THE COMMUTER TRAIN AS A DISCIPLINARY APPARATUS: BODIES AND ORDER -- Essay By Sarah Bibeau and Ana-Patricia Bourgeois
Abstract Shot of the AMT train cabins Photo: Ana Patricia Bourgeois
In “Discipline and Punish” (1975), Foucault focuses on the regulation of bodies and the question of power within particular institutions, using Bentham’s idea of the panopticon. Drawing upon Foucault’s interpretation of technologies of power, as well as Merleau-Ponty’s phenomenological understanding of the environment, and Lefebvre’s idea from which politics and ideologies are embedded within spaces, this research project will focus on the commuter train as a disciplinary device, therefore adding an additional layer to Foucault’s argument.
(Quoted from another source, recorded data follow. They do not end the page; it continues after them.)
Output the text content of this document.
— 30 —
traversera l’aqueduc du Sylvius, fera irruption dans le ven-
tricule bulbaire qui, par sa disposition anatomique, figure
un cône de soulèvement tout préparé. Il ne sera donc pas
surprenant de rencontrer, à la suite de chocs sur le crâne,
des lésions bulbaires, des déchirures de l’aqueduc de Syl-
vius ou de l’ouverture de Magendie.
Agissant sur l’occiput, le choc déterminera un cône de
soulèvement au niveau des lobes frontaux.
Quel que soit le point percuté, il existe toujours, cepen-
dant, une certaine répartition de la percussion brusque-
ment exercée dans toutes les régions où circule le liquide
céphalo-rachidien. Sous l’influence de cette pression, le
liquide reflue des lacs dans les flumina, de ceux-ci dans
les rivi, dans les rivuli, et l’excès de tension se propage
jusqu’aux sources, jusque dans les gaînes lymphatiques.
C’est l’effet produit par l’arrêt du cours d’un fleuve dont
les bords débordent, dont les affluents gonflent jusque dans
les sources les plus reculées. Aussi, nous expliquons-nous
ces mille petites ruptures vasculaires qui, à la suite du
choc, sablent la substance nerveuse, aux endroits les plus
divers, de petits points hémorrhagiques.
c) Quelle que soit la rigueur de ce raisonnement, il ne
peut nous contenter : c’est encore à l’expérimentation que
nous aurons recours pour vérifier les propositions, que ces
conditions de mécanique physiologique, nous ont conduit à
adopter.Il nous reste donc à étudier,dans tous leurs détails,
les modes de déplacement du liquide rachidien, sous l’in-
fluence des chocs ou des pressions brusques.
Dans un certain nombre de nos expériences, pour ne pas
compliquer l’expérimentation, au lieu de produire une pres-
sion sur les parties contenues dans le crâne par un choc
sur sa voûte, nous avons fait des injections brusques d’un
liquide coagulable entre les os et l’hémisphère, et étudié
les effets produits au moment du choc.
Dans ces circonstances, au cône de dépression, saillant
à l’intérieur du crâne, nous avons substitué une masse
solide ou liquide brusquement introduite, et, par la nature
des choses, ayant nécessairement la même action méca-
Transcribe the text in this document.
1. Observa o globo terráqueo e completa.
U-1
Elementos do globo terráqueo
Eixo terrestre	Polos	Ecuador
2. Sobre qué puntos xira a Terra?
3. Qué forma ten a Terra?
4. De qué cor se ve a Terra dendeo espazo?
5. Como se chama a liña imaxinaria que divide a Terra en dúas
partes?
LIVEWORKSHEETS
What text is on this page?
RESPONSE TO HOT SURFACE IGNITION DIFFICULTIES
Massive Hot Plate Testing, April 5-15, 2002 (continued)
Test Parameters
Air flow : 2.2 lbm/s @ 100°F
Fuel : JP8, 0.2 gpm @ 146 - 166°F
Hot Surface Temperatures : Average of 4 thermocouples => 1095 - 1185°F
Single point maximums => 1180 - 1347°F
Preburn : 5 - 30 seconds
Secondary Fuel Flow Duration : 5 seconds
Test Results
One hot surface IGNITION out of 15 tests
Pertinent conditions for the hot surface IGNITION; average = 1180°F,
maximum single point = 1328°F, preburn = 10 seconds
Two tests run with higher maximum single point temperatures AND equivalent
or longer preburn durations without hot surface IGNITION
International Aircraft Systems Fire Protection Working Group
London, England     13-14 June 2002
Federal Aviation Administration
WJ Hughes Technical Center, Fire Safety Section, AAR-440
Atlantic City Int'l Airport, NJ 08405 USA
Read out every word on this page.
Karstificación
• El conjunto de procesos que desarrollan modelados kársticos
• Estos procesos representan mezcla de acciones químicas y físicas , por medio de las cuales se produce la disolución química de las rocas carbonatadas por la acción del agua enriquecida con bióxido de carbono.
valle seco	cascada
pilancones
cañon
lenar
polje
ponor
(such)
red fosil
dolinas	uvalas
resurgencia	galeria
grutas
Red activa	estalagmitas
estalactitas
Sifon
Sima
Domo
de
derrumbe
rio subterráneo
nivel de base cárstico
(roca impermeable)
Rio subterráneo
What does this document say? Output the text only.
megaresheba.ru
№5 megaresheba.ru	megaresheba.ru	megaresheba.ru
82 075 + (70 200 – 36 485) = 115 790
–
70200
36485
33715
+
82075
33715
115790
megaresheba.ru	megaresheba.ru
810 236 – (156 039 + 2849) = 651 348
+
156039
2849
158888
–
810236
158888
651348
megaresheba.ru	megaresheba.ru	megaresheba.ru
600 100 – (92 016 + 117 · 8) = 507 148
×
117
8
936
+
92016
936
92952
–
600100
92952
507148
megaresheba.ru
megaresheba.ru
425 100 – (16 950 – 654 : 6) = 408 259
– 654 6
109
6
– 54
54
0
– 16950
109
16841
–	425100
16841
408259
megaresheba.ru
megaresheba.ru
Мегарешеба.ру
We believe that commuter trains tend to reinforce existing discourses around the orientation of our bodies within this particular space, therefore acting as a disciplinary device similar to the panopticon. We hope to arrive at a better understanding of this space by unpacking the different ways it forces us to behave, as well as the ways discipline is displayed. We believe that this research paper will fit within the greater discourse of this class about how our bodies relate to particular spaces and also about what kind of ideologies are at stake within such spaces. The commuter train doesn’t only help us to go from point A to point B; it is tightly related with old ideologies and follows important paradigmatic assumptions that have been perpetuated throughout the years about acceptable ways to behave within a public space.